/LocalAggregation

Tensorflow implementation for "Local Aggregation for Unsupervised Learning of Visual Embeddings"

Primary LanguagePython

Local Aggregation for Unsupervised Learning of Visual Embeddings

This repo implements the Local Aggregation (LA) algorithm on ImageNet and related transfer learning pipelines for both ImageNet and Places205. Pytorch implementation of this algorithm is at LocalAggregation-Pytorch. This repo also includes a tensorflow implementation for the Instance Recognition (IR) task introduced in paper "Unsupervised Feature Learning via Non-Parametric Instance Discrimination".

Pretrained Model

A Local-Aggregation pretrained ResNet-18 model can be found at link, though this model may not be as good as a fully trained model by this repo, as it's a slightly earlier checkpoint than the final one.

Instructions for training

Prerequisites

We have tested this repo under Ubuntu 16.04 with tensorflow version 1.9.0. Training LA model requires faiss==1.6.1.

Data preparation

Prepare the ImageNet data as the raw JPEG format used in pytorch ImageNet training (see link). Then run the following command:

python dataset_miscs/build_tfrs.py --save_dir /path/to/imagenet/tfrs --img_folder /path/to/imagenet/raw/folder

Model training

We provide implementations for LA trained AlexNet, VggNet, ResNet-18, and ResNet-50. We provide commands for ResNet-18 training, while commands for other networks can be acquired through slightly modifying these commands after inspecting for exp_configs/la_final.json.
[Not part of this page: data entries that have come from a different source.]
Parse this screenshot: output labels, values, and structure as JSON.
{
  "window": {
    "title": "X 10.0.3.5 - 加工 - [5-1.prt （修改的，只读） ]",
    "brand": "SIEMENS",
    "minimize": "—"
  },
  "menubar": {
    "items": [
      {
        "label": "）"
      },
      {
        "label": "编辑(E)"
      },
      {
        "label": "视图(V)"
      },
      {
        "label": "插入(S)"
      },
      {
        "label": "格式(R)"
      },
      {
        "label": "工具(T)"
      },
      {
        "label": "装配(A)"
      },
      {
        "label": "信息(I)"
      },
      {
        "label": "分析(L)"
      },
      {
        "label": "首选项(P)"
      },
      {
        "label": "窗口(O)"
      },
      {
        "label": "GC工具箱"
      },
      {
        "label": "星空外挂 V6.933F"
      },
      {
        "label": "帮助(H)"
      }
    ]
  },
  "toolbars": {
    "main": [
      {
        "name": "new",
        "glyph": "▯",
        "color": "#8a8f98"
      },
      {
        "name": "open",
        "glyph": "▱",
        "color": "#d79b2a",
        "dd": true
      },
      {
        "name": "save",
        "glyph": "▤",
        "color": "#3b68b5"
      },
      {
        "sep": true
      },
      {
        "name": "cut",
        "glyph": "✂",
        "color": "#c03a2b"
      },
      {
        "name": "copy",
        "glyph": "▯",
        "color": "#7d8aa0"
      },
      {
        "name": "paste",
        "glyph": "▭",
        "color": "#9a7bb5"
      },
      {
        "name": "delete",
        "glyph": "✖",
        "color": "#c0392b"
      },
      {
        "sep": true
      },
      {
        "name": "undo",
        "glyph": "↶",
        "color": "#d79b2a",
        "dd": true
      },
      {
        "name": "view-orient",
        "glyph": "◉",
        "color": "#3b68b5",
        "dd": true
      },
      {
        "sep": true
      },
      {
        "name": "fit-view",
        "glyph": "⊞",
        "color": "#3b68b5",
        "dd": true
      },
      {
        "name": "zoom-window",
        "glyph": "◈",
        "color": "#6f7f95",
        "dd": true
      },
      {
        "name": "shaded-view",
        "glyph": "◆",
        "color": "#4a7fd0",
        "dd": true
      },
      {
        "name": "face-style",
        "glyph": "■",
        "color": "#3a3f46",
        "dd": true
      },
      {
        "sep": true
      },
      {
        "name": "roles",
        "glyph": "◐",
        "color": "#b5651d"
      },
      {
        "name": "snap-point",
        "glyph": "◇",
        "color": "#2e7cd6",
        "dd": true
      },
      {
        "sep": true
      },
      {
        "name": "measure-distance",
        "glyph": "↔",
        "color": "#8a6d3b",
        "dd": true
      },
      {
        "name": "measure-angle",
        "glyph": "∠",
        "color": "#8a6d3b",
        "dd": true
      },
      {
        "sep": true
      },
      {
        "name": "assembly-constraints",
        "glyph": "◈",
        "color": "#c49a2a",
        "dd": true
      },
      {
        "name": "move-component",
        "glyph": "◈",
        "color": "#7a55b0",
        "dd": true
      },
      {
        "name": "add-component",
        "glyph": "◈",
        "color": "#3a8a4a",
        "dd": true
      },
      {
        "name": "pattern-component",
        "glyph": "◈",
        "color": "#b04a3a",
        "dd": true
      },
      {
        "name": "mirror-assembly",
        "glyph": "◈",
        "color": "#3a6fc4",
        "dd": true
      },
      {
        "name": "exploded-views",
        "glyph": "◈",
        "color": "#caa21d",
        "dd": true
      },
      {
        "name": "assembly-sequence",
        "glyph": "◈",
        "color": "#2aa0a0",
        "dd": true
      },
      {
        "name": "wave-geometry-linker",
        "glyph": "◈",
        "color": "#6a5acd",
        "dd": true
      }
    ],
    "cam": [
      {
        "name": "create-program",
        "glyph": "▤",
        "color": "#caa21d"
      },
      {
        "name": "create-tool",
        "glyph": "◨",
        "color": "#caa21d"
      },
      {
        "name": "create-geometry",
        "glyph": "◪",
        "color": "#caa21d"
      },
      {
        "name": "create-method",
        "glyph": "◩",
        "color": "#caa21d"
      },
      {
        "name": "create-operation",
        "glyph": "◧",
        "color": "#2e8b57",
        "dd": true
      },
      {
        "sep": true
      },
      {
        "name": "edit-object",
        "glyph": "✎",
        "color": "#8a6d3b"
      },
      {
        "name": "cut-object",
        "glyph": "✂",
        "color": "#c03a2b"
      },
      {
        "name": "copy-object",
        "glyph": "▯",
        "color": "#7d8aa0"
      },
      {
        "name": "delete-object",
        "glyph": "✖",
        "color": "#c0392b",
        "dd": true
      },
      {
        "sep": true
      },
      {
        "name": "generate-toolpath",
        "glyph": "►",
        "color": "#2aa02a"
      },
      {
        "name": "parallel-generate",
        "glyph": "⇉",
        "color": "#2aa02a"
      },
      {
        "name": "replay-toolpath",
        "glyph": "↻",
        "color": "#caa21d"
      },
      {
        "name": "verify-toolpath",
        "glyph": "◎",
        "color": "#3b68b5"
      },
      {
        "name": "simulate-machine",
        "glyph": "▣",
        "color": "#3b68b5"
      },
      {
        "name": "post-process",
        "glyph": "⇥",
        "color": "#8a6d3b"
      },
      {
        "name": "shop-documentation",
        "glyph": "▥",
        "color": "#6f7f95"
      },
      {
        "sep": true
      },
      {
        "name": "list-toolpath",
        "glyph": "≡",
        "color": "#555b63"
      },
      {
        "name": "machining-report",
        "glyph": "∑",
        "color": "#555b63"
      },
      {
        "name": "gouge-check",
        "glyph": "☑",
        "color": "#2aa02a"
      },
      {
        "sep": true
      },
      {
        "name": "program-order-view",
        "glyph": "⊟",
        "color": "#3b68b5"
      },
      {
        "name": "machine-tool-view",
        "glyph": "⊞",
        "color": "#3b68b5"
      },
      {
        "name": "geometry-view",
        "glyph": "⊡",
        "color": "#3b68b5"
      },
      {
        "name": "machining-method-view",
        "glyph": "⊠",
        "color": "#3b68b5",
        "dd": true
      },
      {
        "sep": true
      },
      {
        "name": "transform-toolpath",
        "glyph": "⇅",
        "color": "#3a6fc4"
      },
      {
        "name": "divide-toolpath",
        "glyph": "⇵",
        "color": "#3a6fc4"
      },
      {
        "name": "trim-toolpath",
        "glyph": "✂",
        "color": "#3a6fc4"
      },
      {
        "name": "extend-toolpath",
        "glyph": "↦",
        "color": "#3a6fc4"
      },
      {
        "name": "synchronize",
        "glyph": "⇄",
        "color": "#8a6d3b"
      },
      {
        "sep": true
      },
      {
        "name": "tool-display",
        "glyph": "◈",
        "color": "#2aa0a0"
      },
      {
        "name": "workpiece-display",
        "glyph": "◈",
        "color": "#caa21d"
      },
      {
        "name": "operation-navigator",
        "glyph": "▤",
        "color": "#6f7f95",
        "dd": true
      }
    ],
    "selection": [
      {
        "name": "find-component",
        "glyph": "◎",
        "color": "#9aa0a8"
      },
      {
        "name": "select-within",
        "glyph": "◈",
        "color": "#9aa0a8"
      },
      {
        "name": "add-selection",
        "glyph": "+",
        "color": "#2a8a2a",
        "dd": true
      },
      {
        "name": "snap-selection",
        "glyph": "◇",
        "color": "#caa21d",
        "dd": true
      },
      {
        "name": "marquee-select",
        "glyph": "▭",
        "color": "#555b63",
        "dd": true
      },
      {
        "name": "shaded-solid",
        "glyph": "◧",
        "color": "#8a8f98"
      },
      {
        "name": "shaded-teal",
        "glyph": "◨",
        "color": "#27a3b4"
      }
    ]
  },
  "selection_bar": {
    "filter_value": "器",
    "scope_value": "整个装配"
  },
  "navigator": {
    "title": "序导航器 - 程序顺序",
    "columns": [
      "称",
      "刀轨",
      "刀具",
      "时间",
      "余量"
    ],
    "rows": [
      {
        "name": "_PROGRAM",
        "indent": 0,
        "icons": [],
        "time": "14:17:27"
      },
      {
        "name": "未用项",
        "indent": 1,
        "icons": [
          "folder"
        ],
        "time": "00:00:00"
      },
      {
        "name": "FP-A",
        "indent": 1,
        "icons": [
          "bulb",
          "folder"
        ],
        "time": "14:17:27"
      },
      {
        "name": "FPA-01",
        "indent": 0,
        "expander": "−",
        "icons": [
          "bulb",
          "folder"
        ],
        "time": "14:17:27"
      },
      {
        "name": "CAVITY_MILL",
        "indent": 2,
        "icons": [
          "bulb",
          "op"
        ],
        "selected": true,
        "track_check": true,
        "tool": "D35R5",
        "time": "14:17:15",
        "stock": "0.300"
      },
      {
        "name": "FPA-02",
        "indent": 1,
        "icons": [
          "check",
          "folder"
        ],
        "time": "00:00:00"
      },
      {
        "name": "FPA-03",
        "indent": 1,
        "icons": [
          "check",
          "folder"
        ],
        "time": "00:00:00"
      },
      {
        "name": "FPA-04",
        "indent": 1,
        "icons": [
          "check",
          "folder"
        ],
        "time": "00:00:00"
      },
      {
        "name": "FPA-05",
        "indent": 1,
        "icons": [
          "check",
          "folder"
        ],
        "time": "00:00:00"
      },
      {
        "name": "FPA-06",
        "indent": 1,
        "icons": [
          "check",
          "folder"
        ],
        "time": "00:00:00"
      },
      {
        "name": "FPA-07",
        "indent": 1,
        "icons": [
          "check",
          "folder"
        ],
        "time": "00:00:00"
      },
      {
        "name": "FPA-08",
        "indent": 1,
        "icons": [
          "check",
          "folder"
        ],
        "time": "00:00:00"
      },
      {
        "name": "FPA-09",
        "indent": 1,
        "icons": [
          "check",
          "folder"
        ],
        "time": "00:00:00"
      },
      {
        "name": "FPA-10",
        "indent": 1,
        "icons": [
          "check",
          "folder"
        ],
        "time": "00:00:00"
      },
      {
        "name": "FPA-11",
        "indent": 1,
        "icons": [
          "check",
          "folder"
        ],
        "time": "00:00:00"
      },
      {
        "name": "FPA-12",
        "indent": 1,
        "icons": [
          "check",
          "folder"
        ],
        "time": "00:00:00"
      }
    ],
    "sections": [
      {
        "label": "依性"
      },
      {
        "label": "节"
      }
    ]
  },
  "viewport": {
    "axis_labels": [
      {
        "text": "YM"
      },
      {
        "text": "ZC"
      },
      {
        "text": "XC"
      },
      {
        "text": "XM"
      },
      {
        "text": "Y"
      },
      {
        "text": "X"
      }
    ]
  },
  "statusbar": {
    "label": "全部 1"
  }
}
As LA algorithm requires training the model using IR algorithm for 10 epochs as a warm start, we first run the IR training using the following command:

python train.py --config exp_configs/la_final.json:res18_IR --image_dir /path/to/imagenet/tfrs --gpu [your gpu number] --cache_dir /path/to/model/save/folder

Then run the following command to do the LA training:

python train.py --config exp_configs/la_final.json:res18_LA --image_dir /path/to/imagenet/tfrs --gpu [your gpu number] --cache_dir /path/to/model/save/folder

Code reading

For your convenience, the most important function you want to look at is function build_targets in script model/instance_model.py.
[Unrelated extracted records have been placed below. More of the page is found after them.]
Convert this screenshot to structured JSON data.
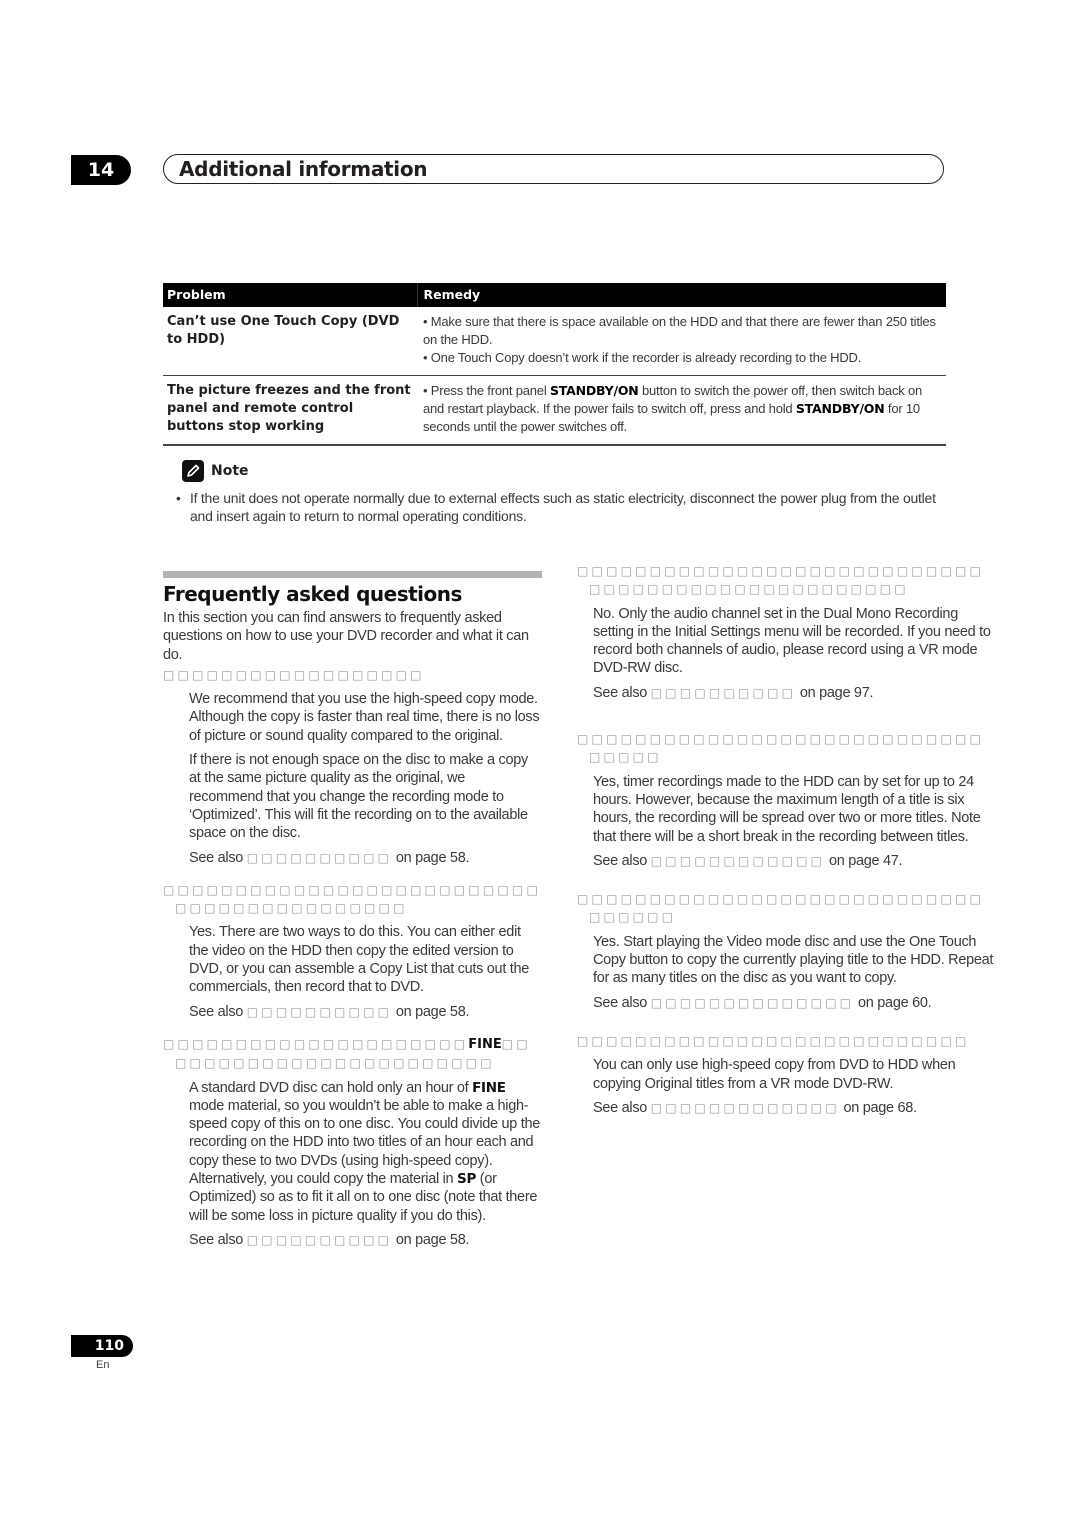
{
  "header": {
    "chapter_number": "14",
    "chapter_title": "Additional information"
  },
  "table": {
    "columns": [
      "Problem",
      "Remedy"
    ],
    "rows": [
      {
        "problem": "Can’t use One Touch Copy (DVD to HDD)",
        "remedy": [
          "• Make sure that there is space available on the HDD and that there are fewer than 250 titles on the HDD.",
          "• One Touch Copy doesn’t work if the recorder is already recording to the HDD."
        ]
      },
      {
        "problem": "The picture freezes and the front panel and remote control buttons stop working",
        "remedy_parts": {
          "p1": "• Press the front panel ",
          "b1": "STANDBY/ON",
          "p2": " button to switch the power off, then switch back on and restart playback. If the power fails to switch off, press and hold ",
          "b2": "STANDBY/ON",
          "p3": " for 10 seconds until the power switches off."
        }
      }
    ]
  },
  "note": {
    "icon": "pencil-icon",
    "label": "Note",
    "bullet": "•",
    "text": "If the unit does not operate normally due to external effects such as static electricity, disconnect the power plug from the outlet and insert again to return to normal operating conditions."
  },
  "faq": {
    "title": "Frequently asked questions",
    "intro": "In this section you can find answers to frequently asked questions on how to use your DVD recorder and what it can do.",
    "see_also": "See also",
    "left": [
      {
        "question": "□□□□□□□□□□□□□□□□□□",
        "answers": [
          "We recommend that you use the high-speed copy mode. Although the copy is faster than real time, there is no loss of picture or sound quality compared to the original.",
          "If there is not enough space on the disc to make a copy at the same picture quality as the original, we recommend that you change the recording mode to ‘Optimized’. This will fit the recording on to the available space on the disc."
        ],
        "ref": "□□□□□□□□□□",
        "page_suffix": "on page 58."
      },
      {
        "question": "□□□□□□□□□□□□□□□□□□□□□□□□□□□□□□□□□□□□□□□□□□",
        "answers": [
          "Yes. There are two ways to do this. You can either edit the video on the HDD then copy the edited version to DVD, or you can assemble a Copy List that cuts out the commercials, then record that to DVD."
        ],
        "ref": "□□□□□□□□□□",
        "page_suffix": "on page 58."
      },
      {
        "question_pre": "□□□□□□□□□□□□□□□□□□□□□",
        "question_bold": "FINE",
        "question_post": "□□□□□□□□□□□□□□□□□□□□□□□□",
        "answer_parts": {
          "a1": "A standard DVD disc can hold only an hour of ",
          "b1": "FINE",
          "a2": " mode material, so you wouldn’t be able to make a high-speed copy of this on to one disc. You could divide up the recording on the HDD into two titles of an hour each and copy these to two DVDs (using high-speed copy). Alternatively, you could copy the material in ",
          "b2": "SP",
          "a3": " (or Optimized) so as to fit it all on to one disc (note that there will be some loss in picture quality if you do this)."
        },
        "ref": "□□□□□□□□□□",
        "page_suffix": "on page 58."
      }
    ],
    "right": [
      {
        "question": "□□□□□□□□□□□□□□□□□□□□□□□□□□□□□□□□□□□□□□□□□□□□□□□□□□",
        "answers": [
          "No. Only the audio channel set in the Dual Mono Recording setting in the Initial Settings menu will be recorded. If you need to record both channels of audio, please record using a VR mode DVD-RW disc."
        ],
        "ref": "□□□□□□□□□□",
        "page_suffix": "on page 97."
      },
      {
        "question": "□□□□□□□□□□□□□□□□□□□□□□□□□□□□□□□□□",
        "answers": [
          "Yes, timer recordings made to the HDD can by set for up to 24 hours. However, because the maximum length of a title is six hours, the recording will be spread over two or more titles. Note that there will be a short break in the recording between titles."
        ],
        "ref": "□□□□□□□□□□□□",
        "page_suffix": "on page 47."
      },
      {
        "question": "□□□□□□□□□□□□□□□□□□□□□□□□□□□□□□□□□□",
        "answers": [
          "Yes. Start playing the Video mode disc and use the One Touch Copy button to copy the currently playing title to the HDD. Repeat for as many titles on the disc as you want to copy."
        ],
        "ref": "□□□□□□□□□□□□□□",
        "page_suffix": "on page 60."
      },
      {
        "question": "□□□□□□□□□□□□□□□□□□□□□□□□□□□",
        "answers": [
          "You  can only use high-speed copy from DVD to HDD when copying Original titles from a VR mode DVD-RW."
        ],
        "ref": "□□□□□□□□□□□□□",
        "page_suffix": "on page 68."
      }
    ]
  },
  "footer": {
    "page_number": "110",
    "language": "En"
  }
}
Transfer learning to ImageNet

After finishing the LA training, run the following command to do the transfer learning to ImageNet:

python train_transfer.py --config exp_configs/la_trans_final.json:trans_res18_LA --image_dir /path/to/imagenet/tfrs --gpu [your gpu number] --cache_dir /path/to/model/save/folder

Transfer learning to Places205

Generate the tfrecords for Places205 using the following command:

python dataset_miscs/build_tfrs_places.py --out_dir /path/to/places205/tfrs --csv_folder /path/to/places205/csvs --base_dir /path/to/places205/raw/folder --run

/path/to/places205/csvs should include train_places205.csv and val_places205.csv for Places205. /path/to/places205/raw/folder should include the raw Places205 images such as /path/to/places205/raw/folder/data/vision/torralba/deeplearning/images256/a/abbey/gsun_0003586c3eedd97457b2d729ebfe18b5.jpg

Then, run this command for transfer learning:

python train_transfer.py --config exp_configs/la_plc_trans_final.json:plc_trans_res18_LA --image_dir /path/to/imagenet/tfrs --gpu [your gpu number] --cache_dir /path/to/model/save/folder

Multi-GPU training

Unfortunately, this implementation does not support an efficient multi-gpu training, which is non-trivial in tensorflow. Instead, we provide another implementation using TFUtils, which supports multi-gpu training but requires installing TFUtils. After installing TFUtils, run the same training commands using train_tfutils.py and train_transfer_tfutils.py with multi-gpu argument such as --gpu a,b,c,d, where a,b,c,d are the gpu numbers used.